Accord Project, OIX to Partner on Smart Contract Standards
The two consortium groups will begin work on a set of standards to help developers navigate digital identity within smart contracts.
January 09, 2018 at 12:52 PM
4 minute read
In a bid to formalize infrastructure and protocol, smart contract consortium group the Accord Project will partner with digital identity group Open Identity Exchange (OIX) to establish a set of open standards for smart legal contracts and digital identity.
The two groups will also work together in developing code to enable their proposed smart contract standards. The Decentralized Identity Foundation, Sovrin Foundation and Trusted IoT Alliance have also committed to work with the two groups on the creation, development and support of these standards and accompanying open source code.
The Accord Project, spearheaded by internet of things-enabled contract startup Clause, launched in 2017 to set out legal and commercial standards for smart contracts—essentially computerized contractual language that can execute a contract in real time—that would encourage broader industry adoption. The consortium includes membership from the International Association for Contract & Commercial Management, open source blockchain group Hyperledger and project management platform Clio.
OIX was founded as a nonprofit corporation in 2010 following a U.S. federal effort to examine potential digital trust frameworks to help citizens interact online with U.S. federal agencies. OIX promotes use of digital identity services based on open standards, and has been certified by the U.S. and U.K. governments, as well as digital platforms like Google, PayPal and Microsoft.
Houman Shadab, co-founder of Clause, explained that digital identity standards are a core piece of smart legal contracting, as verifying and trusting the digital identities of contracting parties, data sources, assets and transactions would mean that “lawyers can build smart legal contracts with certainty.”
“The collaboration came about as we were working on the open source protocol for legal contracting and recognized very early on about the need for canonical identity standards—you need these to ensure everyone agrees on what is being referenced in contracts and that it is done consistently to create certainty,” Hunn said of the partnership.
As part of the partnership, the two groups will release a white paper, “Accord Protocol ID,” proposing an industry standard for decentralized digital identity, as well as a supporting trust framework for smart legal contracts.
Despite the work of Clause, Accord Project and others, the full potential of “smart contracts” still exists predominantly in the world of the theoretical. Although the technology to support the concept is increasingly in production, variance between these technologies, demands for specific kinds of integrations and law supporting the use of these contracts still makes use of smart contracts a fairly novel proposition.

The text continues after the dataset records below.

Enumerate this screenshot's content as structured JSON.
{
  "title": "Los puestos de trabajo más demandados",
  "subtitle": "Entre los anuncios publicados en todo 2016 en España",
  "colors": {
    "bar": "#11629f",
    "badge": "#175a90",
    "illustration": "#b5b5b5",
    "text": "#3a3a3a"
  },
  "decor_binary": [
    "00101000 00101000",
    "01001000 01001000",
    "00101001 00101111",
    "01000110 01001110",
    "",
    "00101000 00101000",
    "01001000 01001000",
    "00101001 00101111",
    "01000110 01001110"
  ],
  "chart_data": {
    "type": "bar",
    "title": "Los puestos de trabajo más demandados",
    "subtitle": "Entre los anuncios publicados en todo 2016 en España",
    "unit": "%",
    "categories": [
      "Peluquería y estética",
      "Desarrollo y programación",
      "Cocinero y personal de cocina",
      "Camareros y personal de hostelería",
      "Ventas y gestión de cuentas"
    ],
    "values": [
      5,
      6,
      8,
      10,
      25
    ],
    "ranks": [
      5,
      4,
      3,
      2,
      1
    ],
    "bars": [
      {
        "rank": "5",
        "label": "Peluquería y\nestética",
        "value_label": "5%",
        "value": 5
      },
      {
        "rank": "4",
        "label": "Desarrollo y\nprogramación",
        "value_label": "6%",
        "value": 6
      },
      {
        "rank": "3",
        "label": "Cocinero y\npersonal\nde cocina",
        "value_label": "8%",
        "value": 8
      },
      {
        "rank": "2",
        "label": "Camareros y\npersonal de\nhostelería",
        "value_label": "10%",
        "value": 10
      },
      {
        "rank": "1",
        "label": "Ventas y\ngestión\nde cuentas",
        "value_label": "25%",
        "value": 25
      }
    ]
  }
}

OIX's connections to major market organizations like Google and Microsoft may help the Accord Project in developing the necessary industry buy-in to work out some of these issues.
Shadab noted that he started the Accord Project under the idea that standards could help unify some of these divergent needs and support the development of smart contracts. “The absence of such standards poses many issues because you are introducing a new 'layer' into the concept of a contract—data—and are no longer wholly based on natural language,” he explained.
Shadab added in a statement that the standards can help groups develop broader functions into smart contracting. “It is important that organizations that start using smart legal contract technology are building from an industry recognized set of standards. We need to know, canonically, how to begin to introduce data-driven functionalities into legal contracts,” he said.